Skewen (Sgiwen) is a village within the county borough of Neath Port Talbot, in Wales. The village is served by Skewen railway station and has its own rugby club.

==History==
Skewen was once an industrial village. There was a number of collieries around the village. The Crown and Mines Royal Copper Works and the Cheadle and Neath Abbey Ironworks were, once, important industrial sites which stood close by. Old top-loading blast furnaces can also be seen at Neath Abbey. To the south of Skewen lies the village of Llandarcy, the site of the United Kingdom's first oil refinery. The site of this former oil refinery is now being developed as an urban village called Coed Darcy, a development which was promoted, at its start, by the Prince of Wales's Foundation for the Built Environment.

==Monuments of interest==
The ruins of Neath Abbey, a former Cistercian monastery, are now in the care of Cadw.
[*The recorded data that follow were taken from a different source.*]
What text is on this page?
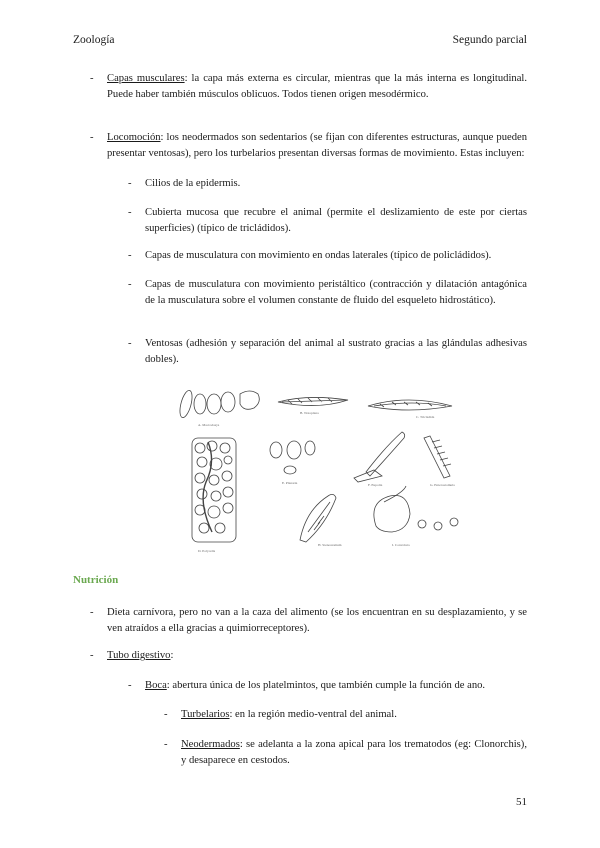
Zoología	Segundo parcial
- Capas musculares: la capa más externa es circular, mientras que la más interna es longitudinal. Puede haber también músculos oblicuos. Todos tienen origen mesodérmico.
- Locomoción: los neodermados son sedentarios (se fijan con diferentes estructuras, aunque pueden presentar ventosas), pero los turbelarios presentan diversas formas de movimiento. Estas incluyen:
- Cilios de la epidermis.
- Cubierta mucosa que recubre el animal (permite el deslizamiento de este por ciertas superficies) (típico de tricládidos).
- Capas de musculatura con movimiento en ondas laterales (típico de policládidos).
- Capas de musculatura con movimiento peristáltico (contracción y dilatación antagónica de la musculatura sobre el volumen constante de fluido del esqueleto hidrostático).
- Ventosas (adhesión y separación del animal al sustrato gracias a las glándulas adhesivas dobles).
A. Macrodasys
B. Notoplana
C. Tricladida
D. Polycelis
E. Planaria	F. Eupolia	G. Enterostomula
H. Stenostomum	I. Convoluta
Nutrición
- Dieta carnívora, pero no van a la caza del alimento (se los encuentran en su desplazamiento, y se ven atraídos a ella gracias a quimiorreceptores).
- Tubo digestivo:
- Boca: abertura única de los platelmintos, que también cumple la función de ano.
- Turbelarios: en la región medio-ventral del animal.
- Neodermados: se adelanta a la zona apical para los trematodos (eg: Clonorchis), y desaparece en cestodos.
51
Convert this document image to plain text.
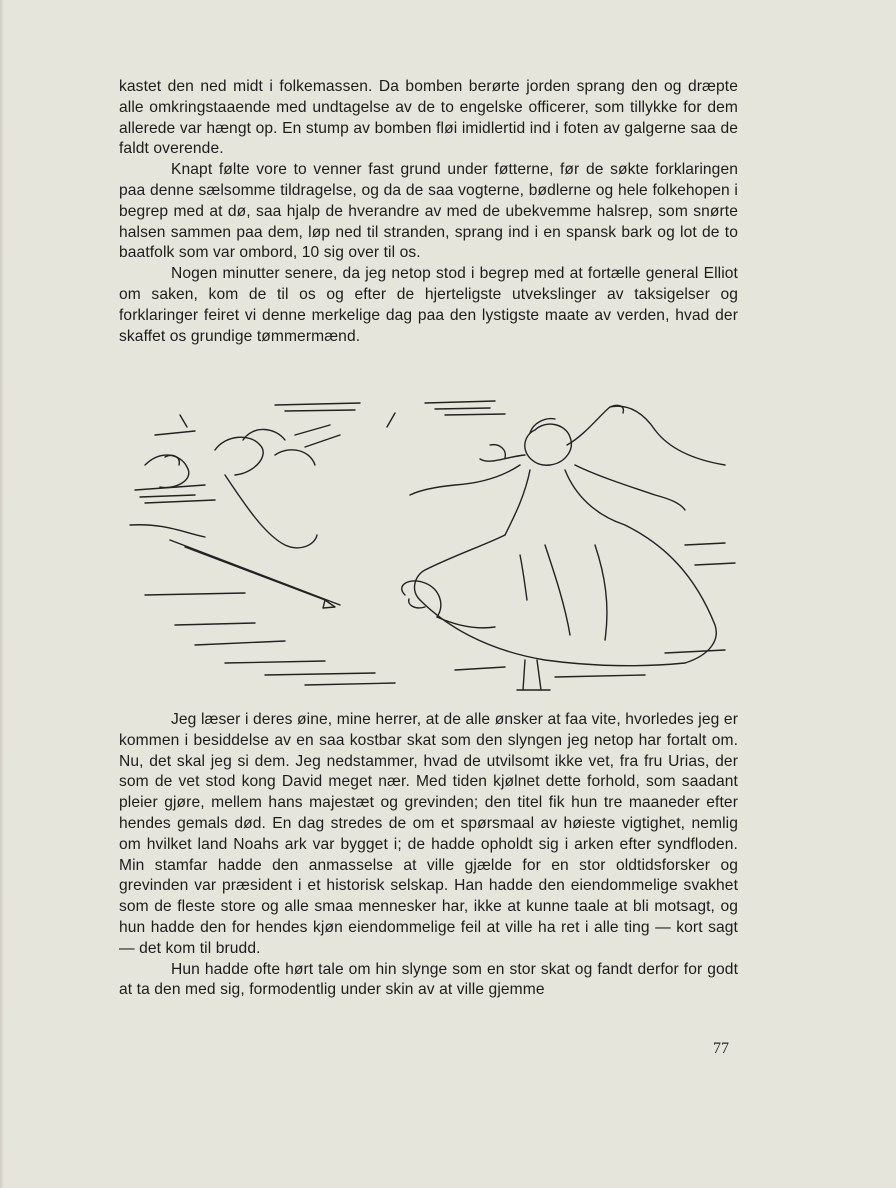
kastet den ned midt i folkemassen. Da bomben berørte jorden sprang den og dræpte alle omkringstaaende med undtagelse av de to engelske officerer, som tillykke for dem allerede var hængt op. En stump av bomben fløi imidlertid ind i foten av galgerne saa de faldt overende.

Knapt følte vore to venner fast grund under føtterne, før de søkte forklaringen paa denne sælsomme tildragelse, og da de saa vogterne, bødlerne og hele folkehopen i begrep med at dø, saa hjalp de hverandre av med de ubekvemme halsrep, som snørte halsen sammen paa dem, løp ned til stranden, sprang ind i en spansk bark og lot de to baatfolk som var ombord, 10 sig over til os.

Nogen minutter senere, da jeg netop stod i begrep med at fortælle general Elliot om saken, kom de til os og efter de hjerteligste utvekslinger av taksigelser og forklaringer feiret vi denne merkelige dag paa den lystigste maate av verden, hvad der skaffet os grundige tømmermænd.

Jeg læser i deres øine, mine herrer, at de alle ønsker at faa vite, hvorledes jeg er kommen i besiddelse av en saa kostbar skat som den slyngen jeg netop har fortalt om. Nu, det skal jeg si dem. Jeg nedstammer, hvad de utvilsomt ikke vet, fra fru Urias, der som de vet stod kong David meget nær. Med tiden kjølnet dette forhold, som saadant pleier gjøre, mellem hans majestæt og grevinden; den titel fik hun tre maaneder efter hendes gemals død. En dag stredes de om et spørsmaal av høieste vigtighet, nemlig om hvilket land Noahs ark var bygget i; de hadde opholdt sig i arken efter syndfloden. Min stamfar hadde den anmasselse at ville gjælde for en stor oldtidsforsker og grevinden var præsident i et historisk selskap. Han hadde den eiendommelige svakhet som de fleste store og alle smaa mennesker har, ikke at kunne taale at bli motsagt, og hun hadde den for hendes kjøn eiendommelige feil at ville ha ret i alle ting — kort sagt — det kom til brudd.

Hun hadde ofte hørt tale om hin slynge som en stor skat og fandt derfor for godt at ta den med sig, formodentlig under skin av at ville gjemme

77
On Mynydd Drumau to the north of the village is an ancient standing stone known as the Carreg Bica (or 'Maen Bradwen').

==Notable people==
- The village is the birthplace of Sir Samuel Thomas Evans (1859–1918), British judge and politician who was appointed Solicitor-General in 1908 and became the President of the Probate, Divorce and Admiralty Division in 1910.
- Skewen is also the birthplace of the singer Bonnie Tyler (1951–2026) and Welsh composer David John de Lloyd (1883–1948).
- Comedian Eddie Izzard lived in the village for a short time during childhood.
- The grandparents of the American entrepreneur Howard Hughes are believed to have lived in Skewen in the 1930s.
- The murderer, Elizabeth "Betty" Maude Jones, née Baker (1926–?), was born in Skewen. In October 1944, she and an American paratrooper named Karl Hulten (1922–1944), sometimes branded "the Blackout Bonnie and Clyde", carried out a series of crimes that culminated in the murder of a London taxi driver. Both she and Hulten were sentenced to death, but Jones was reprieved by the Home Secretary, Herbert Morrison.